Submitted by mimec on 2011-04-22

SQLite stores all text as Unicode characters encoded using either UTF-8 or UTF-16 encoding. The API contains functions which allow passing and retrieving text using either UTF-8 or UTF-16 encoding. These functions can be freely mixed and proper conversions are performed transparently when necessary.

The SQLite driver for Qt uses the UTF-16 version of most functions, because that encoding is used internally by the QString class. However SQLite uses the default UTF-8 encoding internally, so it needs to convert all text back and forth when reading and writing data. Usually such conversions does not affect performance very much. The benefit of using UTF-8 encoding internally is that it requires less storage than UTF-16. According to this email from the SQLite mailing list, the performance gain resulting from reduced size of the database is much bigger than the cost of the conversion.

However there is one case when the cost of conversion may become significant. In the previous post I showed how to implement custom collation based on QString::localeAwareCompare. I mentioned that the function expects text to be encoded using UTF-16 encoding because that allows passing it directly to QString. The use of fromRawData ensures that the data is not even copied to a separate buffer. However SQLite still needs to copy both compared strings to a temporary buffer and convert them from UTF-8 to UTF-16 and this happens every time the strings are compared, which is O(N·logN) when sorting query results by a text column.

I made a little experiment to see which storage format is better in such case and the results are a bit surprising. It turns out that UTF-16 is 4% faster than UTF-8 when sorting 1000 rows and 7% faster when sorting 10,000 rows. However UTF-8 becomes faster with large amounts of data - it is 27% faster than UTF-16 when sorting 100,000 rows. At this point the size of the database (which is 4.3 MB for UTF-8 and 5.7 MB for UTF-16) becomes more significant than the cost of conversion.
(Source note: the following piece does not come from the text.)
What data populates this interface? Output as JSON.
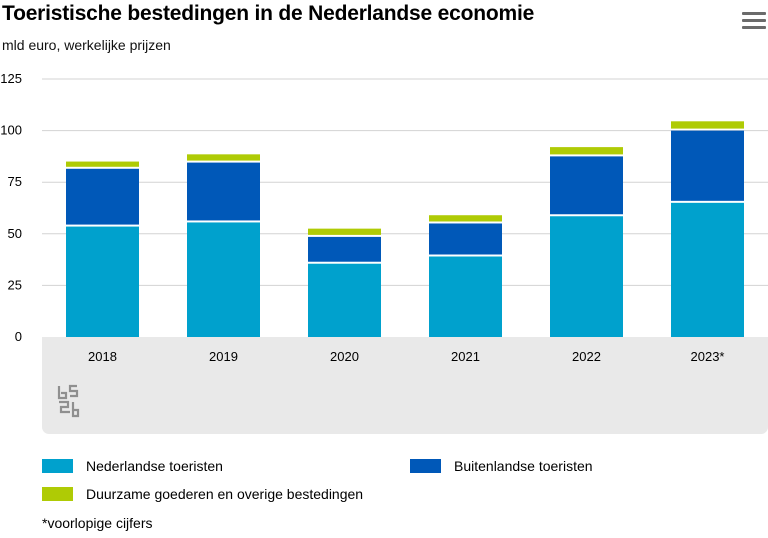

So the answer to the question which encoding to use is, as usual, "it depends". In my case the database will be rather small and there will rarely be more than a few thousand rows per query, so I will use UTF-16 encoding to avoid the conversions. There are two ways to achieve that. We can execute the following statement directly after opening the database, before any tables are created:

database.exec( "PRAGMA encoding = \"UTF-16\"" );

Another way is to modify the SQLite driver (since we're already using a copy of it) and use sqlite3_open16 instead of sqlite3_open_v2 to open the database - it enables UTF-16 encoding automatically. In that case we won't be able to open the database in read only mode, but if we're not using the advanced connection options then it's not a problem.